Abstract
Focusing on the prominent emphasis on gender and sexuality in contemporary Islamic discourse, the paper explores changing configurations of sexual difference as schemes for articulating modernist visions of Islamic normativity and related forms of subjecthood that accompany them. It asks how sexual difference emerged as an allegedly undisputed transcendental fact and thus a locus for the production of authoritative Islamic speech.
The nature of women and men as well as relations between the sexes in the realms of marriage, family, society and polity at large have been major concerns of public debates in the MENA on religion, modernity and scientific progress since the colonial period. In these debates, Islam figured as a key reference beyond the circles of religious specialists. It developed into a core resource for projects of both, personhood as well as social and political order. At the same time, Islamic references themselves were continuously rearticulated and reorganized on the structural as well as the conceptual level cutting across the secular-religious divide.

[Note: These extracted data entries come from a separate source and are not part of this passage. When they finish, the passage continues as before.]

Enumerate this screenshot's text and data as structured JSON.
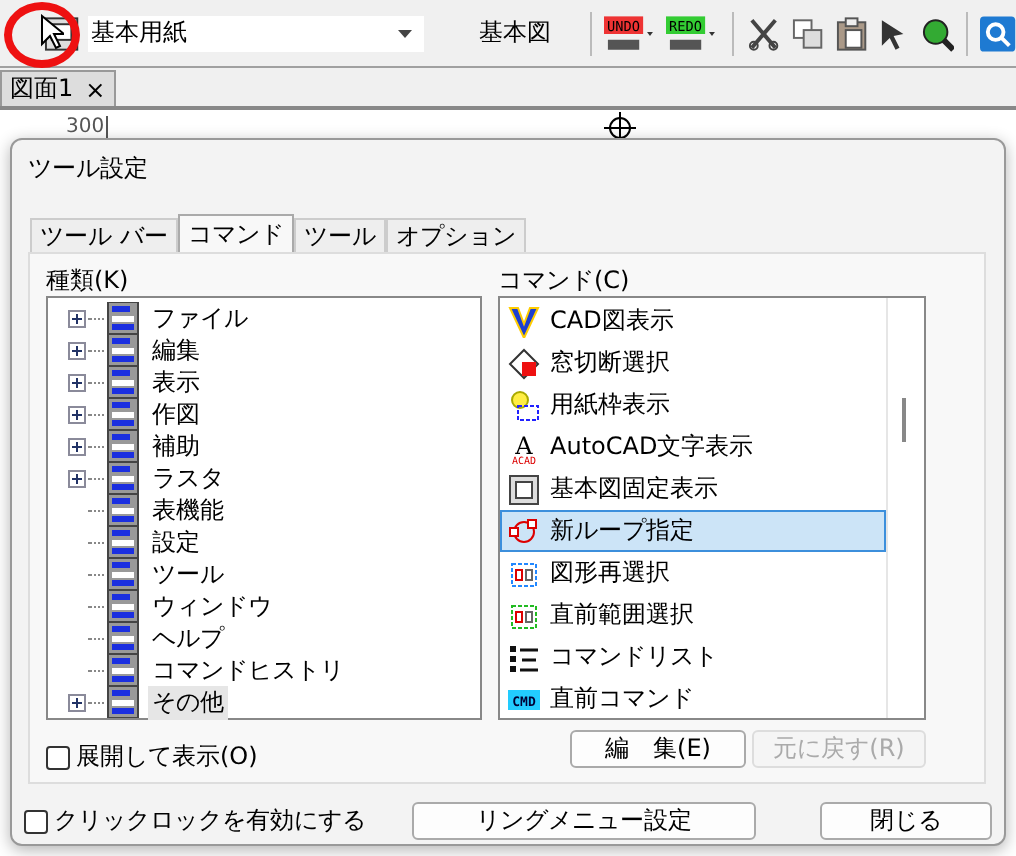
{
  "toolbar": {
    "paper_combo": {
      "value": "基本用紙"
    },
    "view_label": "基本図",
    "undo_label": "UNDO",
    "redo_label": "REDO"
  },
  "document_tab": {
    "label": "図面1",
    "close": "×"
  },
  "ruler": {
    "label": "300"
  },
  "dialog": {
    "title": "ツール設定",
    "tabs": [
      {
        "label": "ツール バー",
        "selected": false
      },
      {
        "label": "コマンド",
        "selected": true
      },
      {
        "label": "ツール",
        "selected": false
      },
      {
        "label": "オプション",
        "selected": false
      }
    ],
    "category_label": "種類(K)",
    "tree": [
      {
        "label": "ファイル",
        "expandable": true,
        "selected": false
      },
      {
        "label": "編集",
        "expandable": true,
        "selected": false
      },
      {
        "label": "表示",
        "expandable": true,
        "selected": false
      },
      {
        "label": "作図",
        "expandable": true,
        "selected": false
      },
      {
        "label": "補助",
        "expandable": true,
        "selected": false
      },
      {
        "label": "ラスタ",
        "expandable": true,
        "selected": false
      },
      {
        "label": "表機能",
        "expandable": false,
        "selected": false
      },
      {
        "label": "設定",
        "expandable": false,
        "selected": false
      },
      {
        "label": "ツール",
        "expandable": false,
        "selected": false
      },
      {
        "label": "ウィンドウ",
        "expandable": false,
        "selected": false
      },
      {
        "label": "ヘルプ",
        "expandable": false,
        "selected": false
      },
      {
        "label": "コマンドヒストリ",
        "expandable": false,
        "selected": false
      },
      {
        "label": "その他",
        "expandable": true,
        "selected": true
      }
    ],
    "command_label": "コマンド(C)",
    "commands": [
      {
        "label": "CAD図表示",
        "selected": false
      },
      {
        "label": "窓切断選択",
        "selected": false
      },
      {
        "label": "用紙枠表示",
        "selected": false
      },
      {
        "label": "AutoCAD文字表示",
        "selected": false,
        "glyph": "A",
        "badge": "ACAD"
      },
      {
        "label": "基本図固定表示",
        "selected": false
      },
      {
        "label": "新ループ指定",
        "selected": true
      },
      {
        "label": "図形再選択",
        "selected": false
      },
      {
        "label": "直前範囲選択",
        "selected": false
      },
      {
        "label": "コマンドリスト",
        "selected": false
      },
      {
        "label": "直前コマンド",
        "selected": false,
        "badge": "CMD"
      }
    ],
    "expand_checkbox": {
      "label": "展開して表示(O)",
      "checked": false
    },
    "edit_button": {
      "label": "編　集(E)",
      "disabled": false
    },
    "restore_button": {
      "label": "元に戻す(R)",
      "disabled": true
    },
    "clicklock_checkbox": {
      "label": "クリックロックを有効にする",
      "checked": false
    },
    "ring_menu_button": {
      "label": "リングメニュー設定",
      "disabled": false
    },
    "close_button": {
      "label": "閉じる",
      "disabled": false
    }
  }
}
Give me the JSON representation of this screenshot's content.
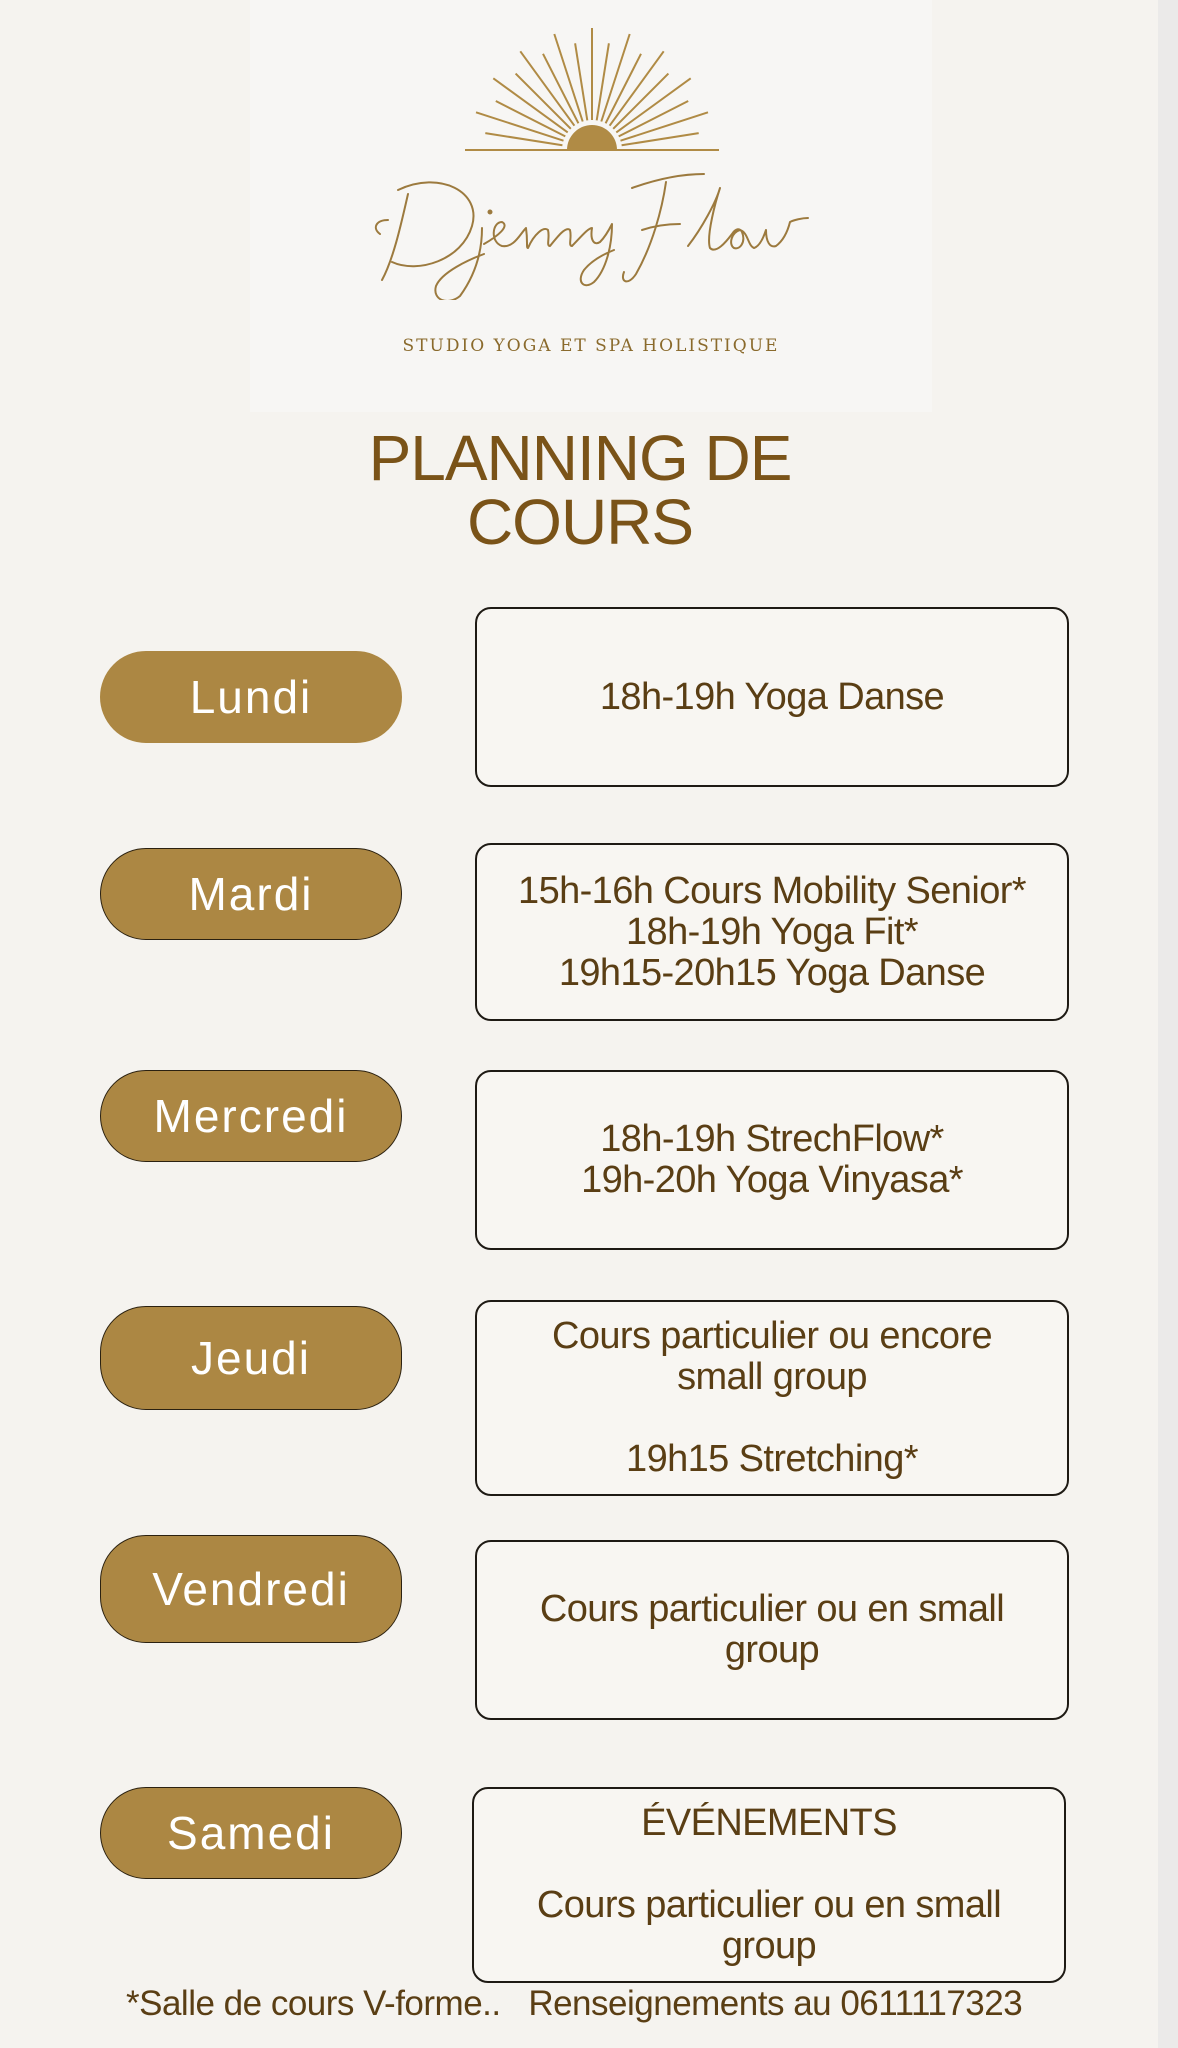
{
  "logo": {
    "script_name": "Djenny Flow",
    "tagline": "STUDIO YOGA ET SPA HOLISTIQUE",
    "icon": "sunburst-icon"
  },
  "title": {
    "line1": "PLANNING DE",
    "line2": "COURS"
  },
  "schedule": [
    {
      "day": "Lundi",
      "lines": [
        "18h-19h Yoga Danse"
      ]
    },
    {
      "day": "Mardi",
      "lines": [
        "15h-16h Cours Mobility Senior*",
        "18h-19h Yoga Fit*",
        "19h15-20h15 Yoga Danse"
      ]
    },
    {
      "day": "Mercredi",
      "lines": [
        "18h-19h StrechFlow*",
        "19h-20h Yoga Vinyasa*"
      ]
    },
    {
      "day": "Jeudi",
      "lines": [
        "Cours particulier ou encore",
        "small group",
        "",
        "19h15 Stretching*"
      ]
    },
    {
      "day": "Vendredi",
      "lines": [
        "Cours particulier ou en small",
        "group"
      ]
    },
    {
      "day": "Samedi",
      "lines": [
        "ÉVÉNEMENTS",
        "",
        "Cours particulier ou en small",
        "group"
      ]
    }
  ],
  "footer": {
    "note": "*Salle de cours V-forme..",
    "contact": "Renseignements au 0611117323"
  },
  "colors": {
    "accent": "#ac8743",
    "text_brown": "#5a3e14",
    "background": "#f5f3ef"
  }
}
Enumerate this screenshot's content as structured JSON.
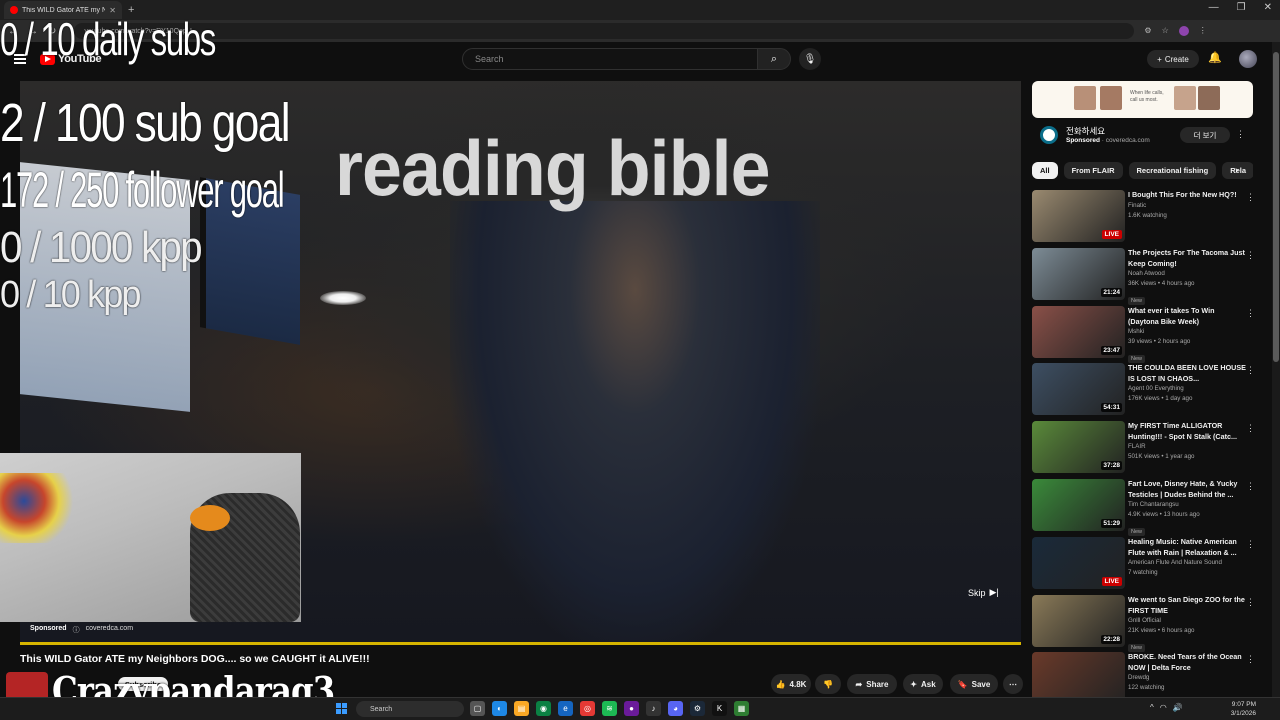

Against this background, notions of properly sexed and sexualized human “nature” became crucial apologetic devices in modern foundationalist conceptions of Islamic normativity as well as in arguments about specific forms of subjecthood. Based on critical textual analysis of selected writings by Islamic intellectuals from different countries of the Arab speaking region covering the period from the 1950s to the 2000s (such as ?Allal al-Fasi, ?A?isha ?Abd al-Rahman, Fatima Ahmad, Rashid al-Ghannushi and Hiba Raouf ?Izzat), the paper scrutinizes the shifting political grammar as well as the different epistemic grounds of Islamic definitions of sexual difference.